A property investment firm says a British exit from the EU may cause minimal damage to the prime London market and could lead to circumstances where the capital would become more attractive to overseas investors.
London Central Portfolio, an investment service, says that recent comments by Chancellor George Osborne and others - who say political and economic uncertainty in the build up to a referendum and perhaps soon afterwards may lead to a housing market slowdown - may well be right, if the evidence of past General Elections is repeated.
But it says that while a ‘Remain’ vote would mean “a return to the status quo and a hardening of prices” there are some upsides to a ‘Leave’ vote, too.
“It is notable that the EU has only played a limited role in attracting international capital to the London property market.
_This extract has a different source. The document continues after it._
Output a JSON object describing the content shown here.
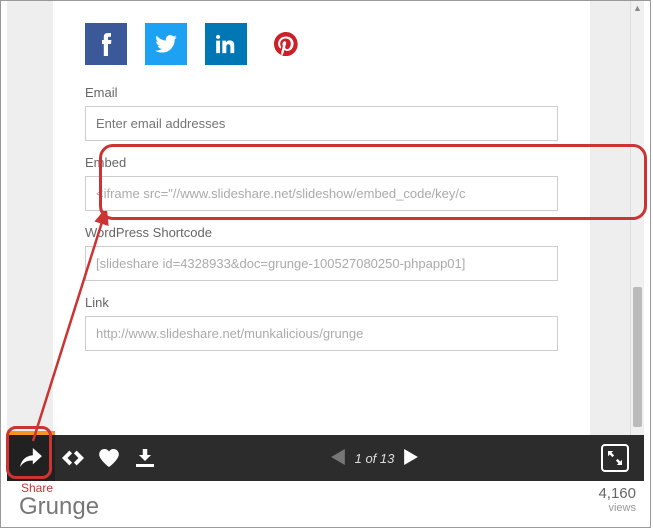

According to LCP’s latest audit, only 12 per cent of buyers are from Europe. An unlikely total withdrawal of this sector will have very little net effect on property prices as a whole” insists LCP.
It says Europeans and international investors outside Europe are attracted to prime London by its reputation as a cultural, educational and financial centre, together with its rule of law, political and economic stability - all factors which it claims would be unaffected by a UK Brexit.
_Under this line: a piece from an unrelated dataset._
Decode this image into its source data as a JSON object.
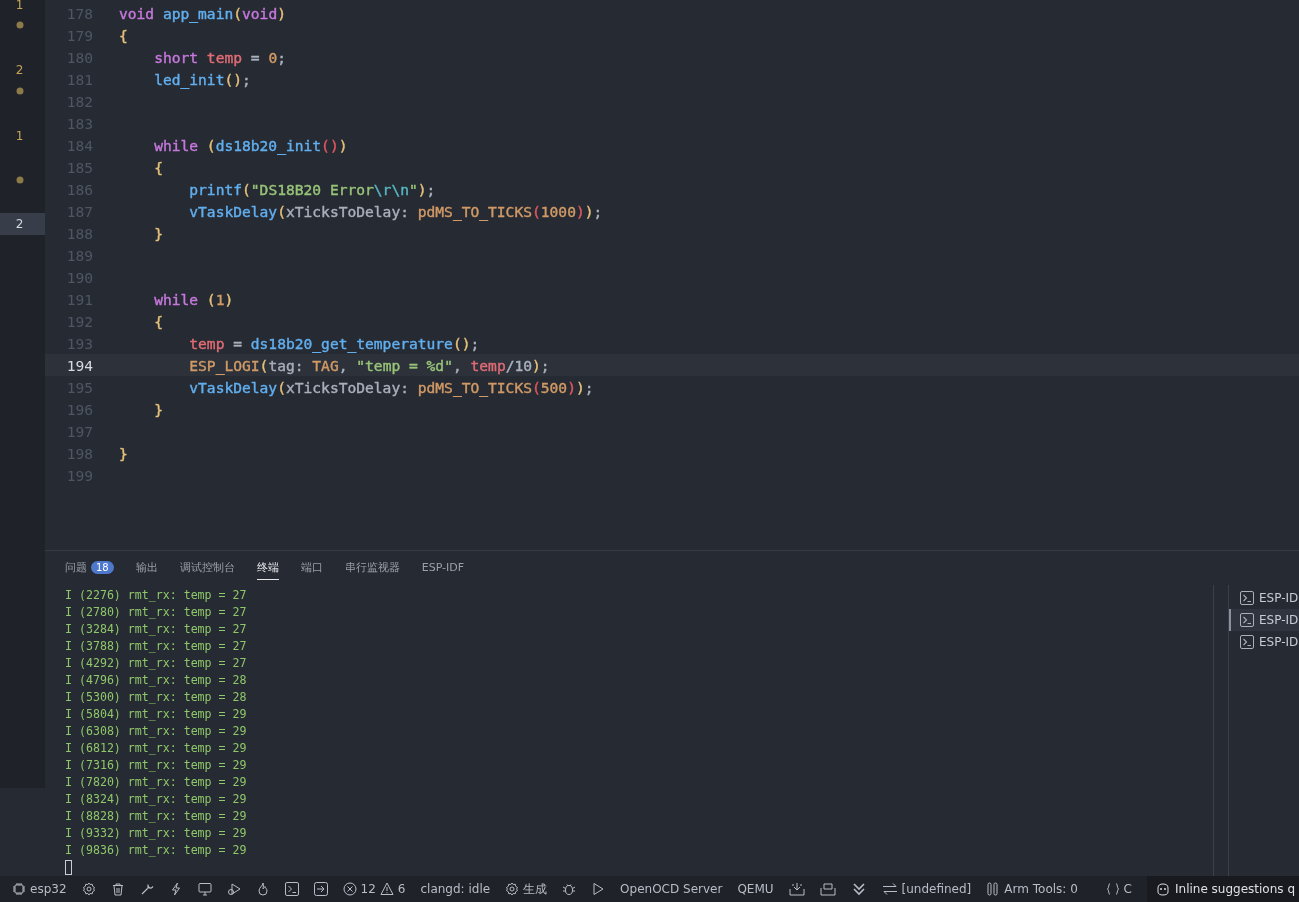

“From a property perspective, people will be attracted to this, whether or not the UK is a smaller power outside the European block” says the firm.
It then suggests that currency devaluation following a Brexit should actually increase London’s attractiveness to international investors.
“This year, Brexit uncertainty has driven Sterling to lows not seen since the global credit squeeze. US$ denominated investors, such as those in the Middle East for example, have been enjoying discounts of almost a fifth, thereby cancelling out the cost of the new three per cent additional stamp duty” says LCP.
It says the investment bank Nomura has predicted a further 15 per cent fall in the pound as a result of Brexit “and this continued depreciation is likely to augment the global attractiveness of PCL property further.”
However, LCP admits that property outside prime London “will not benefit from this currency move.”
Earlier this week Chancellor George Osborne warned mainstream house prices would take "a signficant hit" if Britain left the EU.